When it Comes to Iraq, Honesty is the Best Policy
The ongoing fighting in Basra and Baghdad between forces of the Iraqi government under Prime Minister Nuri Kamal al-Maliki and the militia of the Shiite cleric Moktada al-Sadr should explode the comfortable notion held by proponents of the occupation in Iraq that the so-called “surge” of American troops was primarily responsible for the quelling of violence over the last six months or more.
This is not to disparage the drastic improvement in the manner in which United States forces now conduct security operations in Iraq. The employment of classic counterinsurgency tactics such as frequent foot patrols in towns and city neighbourhoods, the establishment of a permanent presence in key areas, funding infrastructure improvements and the utilization of special operations units to target high value terrorist targets, have all contributed significantly to a better security environment. The fact is, however, that violence is down mainly because the Sunni Awakening and the truce called by al-Sadr means that as much as 80% or more of the people who were shooting at or blowing up Americans and causing general mayhem in Iraq stopped doing so. The key contributor undoubtedly has been that Sunni tribes in Anbar Province and elsewhere who had formed the most formidable part of the insurgency, joined the Americans in combating al-Qaida in Iraq, a threat they saw as far more deadly in the long term than a temporary foreign occupation. That assistance which has taken the form of providing local forces for security and precious actionable intelligence has enabled the American forces to inflict substantial damage on al-Qaida in Iraq. And since the latter had instigated a disproportionate amount of the most murderous violence against civilians, the positive effect has been dramatic.
Yet we shouldn’t kid ourselves that the US controls the agenda. Hopefully the Mahdi Army will be defeated by the American-backed Iraqi Army in the current struggle for control of Basra. If the rogue Shiite militia emerge the victors or at least fight the government to a draw, al-Maliki will be considerably weakened – and so will the American position in Iraq. And if the Sunnis become disillusioned with the government and no longer see the alliance with the Americans as in their interests, the violence could yet again spin completely out of control. And even 160,000 American troops will not contain it.
Both of the potential Democratic nominees to take on Senator John McCain are right to advocate a change to national policy that envisions a military withdrawal from Iraq. Every time McCain and the Bush administration engage in fear mongering on the dire consequences of what they term a “retreat” from Iraq, it is an admission that the decision to invade and occupy Iraq was a calamitous miscalculation that has created in its wake a failed state, one that cannot be trusted to stand on its own feet without the perpetual presence of American soldiers and Marines. The only way we will ever find out for sure is to treat the Iraqis like adults and allow them to manage their own affairs rather than create a dependency on Americans that is bad for them and not in our own strategic interests, given the debilitating effect on our Army and Marine Corps, the disproportionate resources expended on the endeavour and the more critical effort in Afghanistan which is being short-changed. By setting a time-table for withdrawal, the Iraqis will have a powerful incentive and imperative to negotiate a real reconciliation.

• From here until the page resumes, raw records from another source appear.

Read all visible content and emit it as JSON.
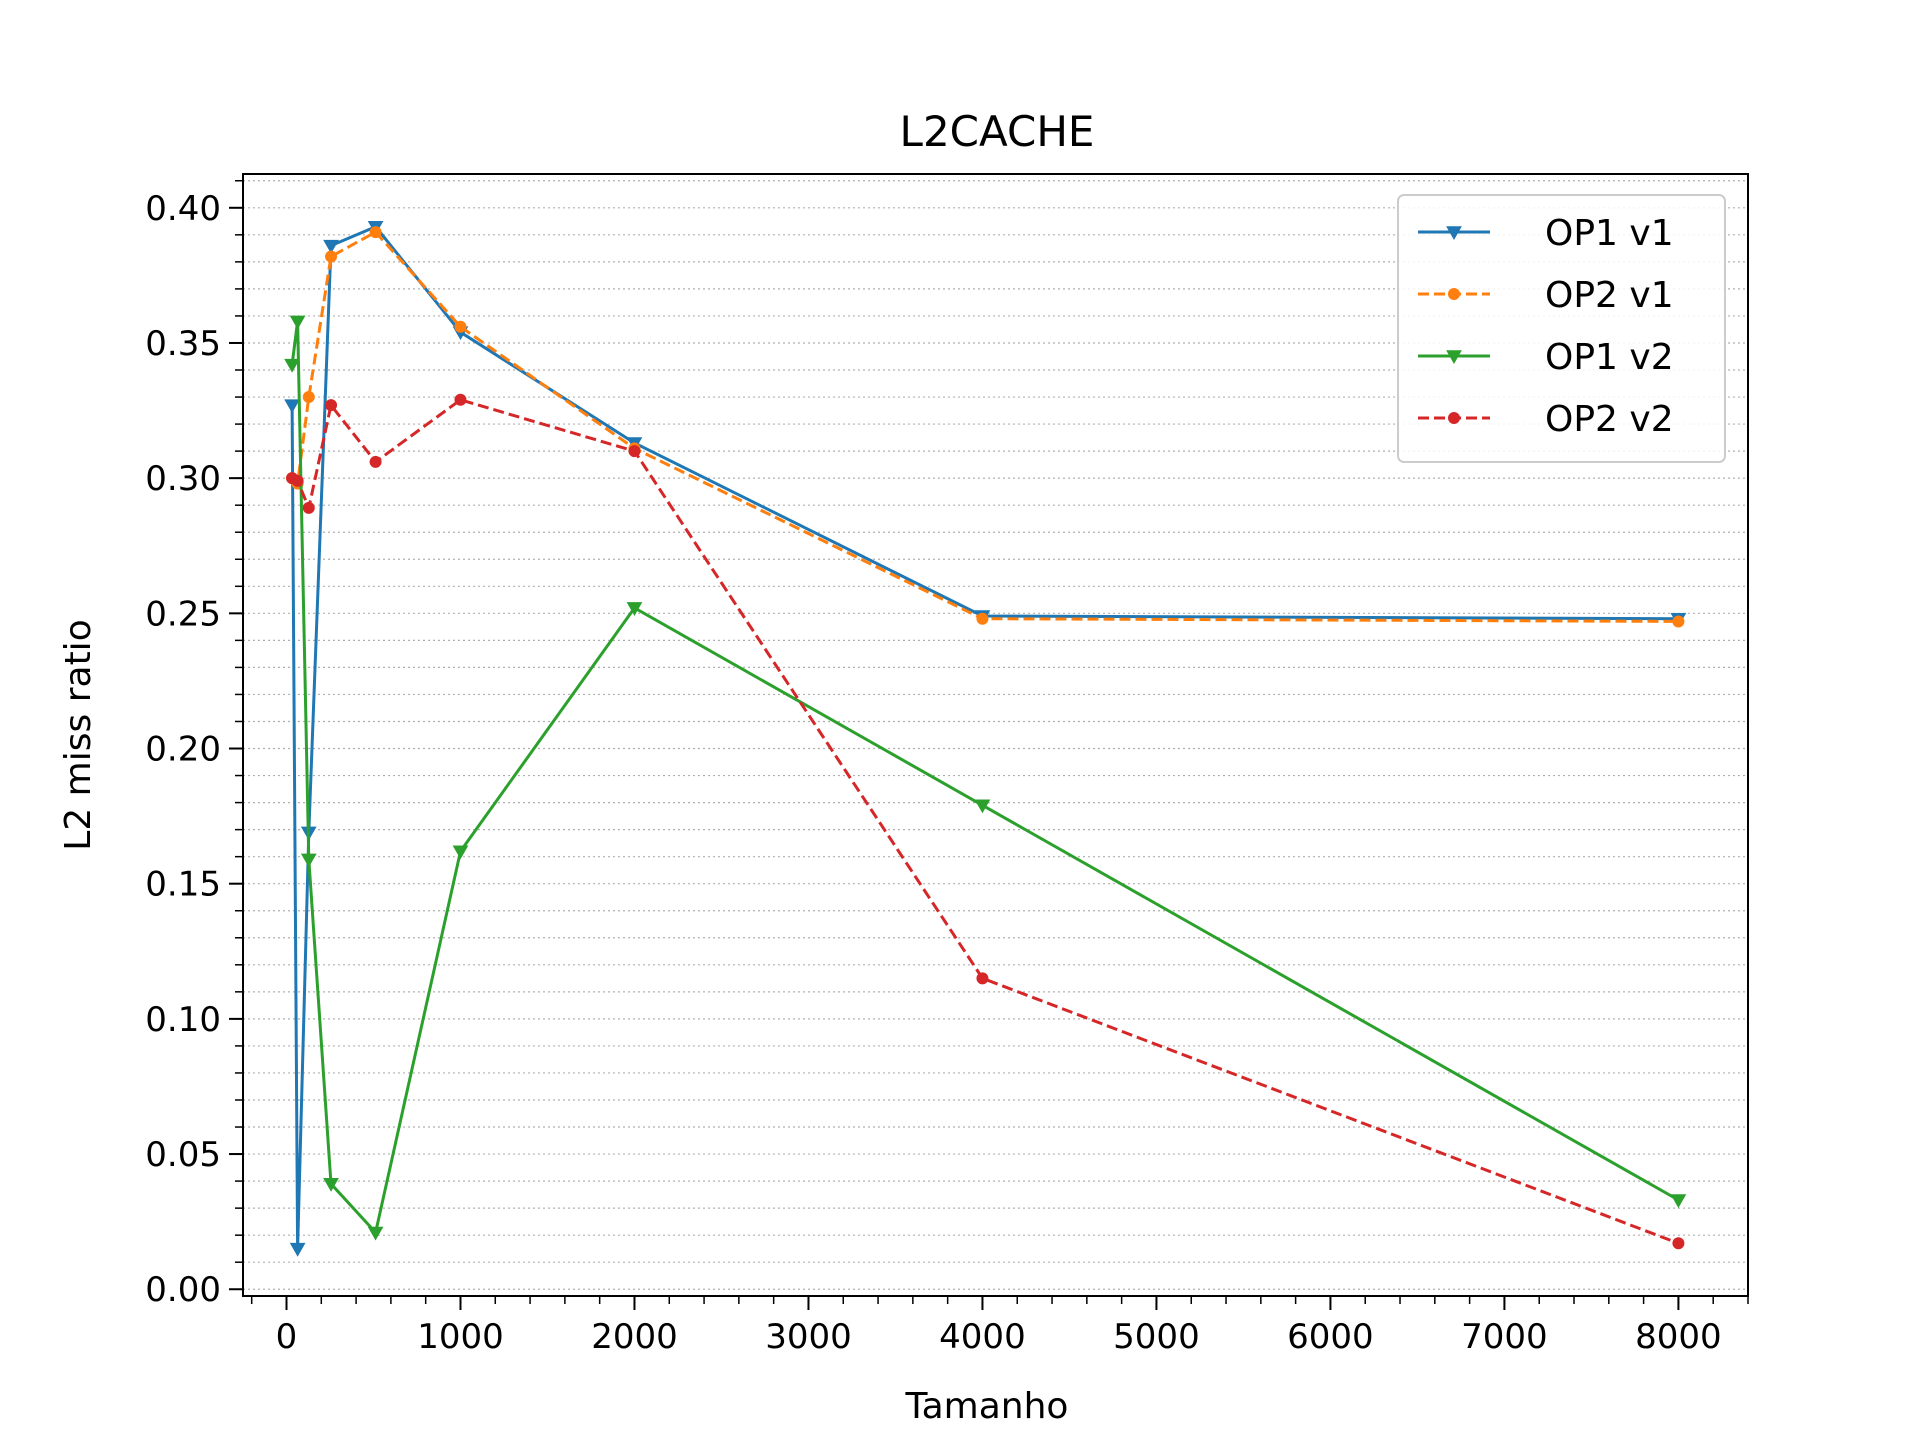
{
  "chart_data": {
    "type": "line",
    "title": "L2CACHE",
    "xlabel": "Tamanho",
    "ylabel": "L2 miss ratio",
    "xlim": [
      -250,
      8400
    ],
    "ylim": [
      -0.0025,
      0.4125
    ],
    "xticks": [
      0,
      1000,
      2000,
      3000,
      4000,
      5000,
      6000,
      7000,
      8000
    ],
    "xtick_labels": [
      "0",
      "1000",
      "2000",
      "3000",
      "4000",
      "5000",
      "6000",
      "7000",
      "8000"
    ],
    "yticks": [
      0.0,
      0.05,
      0.1,
      0.15,
      0.2,
      0.25,
      0.3,
      0.35,
      0.4
    ],
    "ytick_labels": [
      "0.00",
      "0.05",
      "0.10",
      "0.15",
      "0.20",
      "0.25",
      "0.30",
      "0.35",
      "0.40"
    ],
    "grid": "horizontal minor, dotted",
    "legend_position": "top-right",
    "x": [
      32,
      64,
      128,
      256,
      512,
      1000,
      2000,
      4000,
      8000
    ],
    "series": [
      {
        "name": "OP1 v1",
        "color": "#1f77b4",
        "linestyle": "solid",
        "marker": "triangle-down",
        "values": [
          0.327,
          0.015,
          0.169,
          0.386,
          0.393,
          0.354,
          0.313,
          0.249,
          0.248
        ]
      },
      {
        "name": "OP2 v1",
        "color": "#ff7f0e",
        "linestyle": "dashed",
        "marker": "circle",
        "values": [
          0.3,
          0.298,
          0.33,
          0.382,
          0.391,
          0.356,
          0.311,
          0.248,
          0.247
        ]
      },
      {
        "name": "OP1 v2",
        "color": "#2ca02c",
        "linestyle": "solid",
        "marker": "triangle-down",
        "values": [
          0.342,
          0.358,
          0.159,
          0.039,
          0.021,
          0.162,
          0.252,
          0.179,
          0.033
        ]
      },
      {
        "name": "OP2 v2",
        "color": "#d62728",
        "linestyle": "dashed",
        "marker": "circle",
        "values": [
          0.3,
          0.299,
          0.289,
          0.327,
          0.306,
          0.329,
          0.31,
          0.115,
          0.017
        ]
      }
    ]
  }
}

It could, of course, also go the other way and the country descends into civil war. In which case we will have, hopefully, a Democratic administration that will prepare for the worst by working with all neighbouring states, including Iran and Syria, to contain and minimize the fallout from a return to chaos in Iraq. We must be realistic, also, in allowing for the possibility that we will not be able to leave any military presence in Iraq even to conduct training and special operations again terrorists. Once we declare a firm time-table for withdrawal, a worst-case scenario may be that the Iraqi government, whoever leads it, may insist that it be complete and not permit a residual American military presence to target al-Qaida in Iraq. On the other hand, whilst resurgence by al-Qaida in Iraq is a possibility, the absence of American occupation forces will likely serve to marginalize the terrorists among all Iraqis regardless of whether they are Sunni, Shiite or Kurd.
Above all Democrats must not flinch from answering the assertion that a stable and democratic Iraq is in America’s national interest and, therefore, justifies our indefinite occupation. An honest and straightforward response from either Senator Obama or Clinton should be that, whilst a stable Iraq is indeed a benefit and may, in any case, be promoted by such a withdrawal, it is far outweighed by the greater national interest in extricating our military ground forces from Iraq and reforming and redirecting them, as well as our financial and diplomatic resources, to meet more critical domestic and foreign challenges of the 21st century. Foremost among these is to defeat the Taliban in Afghanistan and, ultimately, al-Qaida in its safe havens in Pakistan.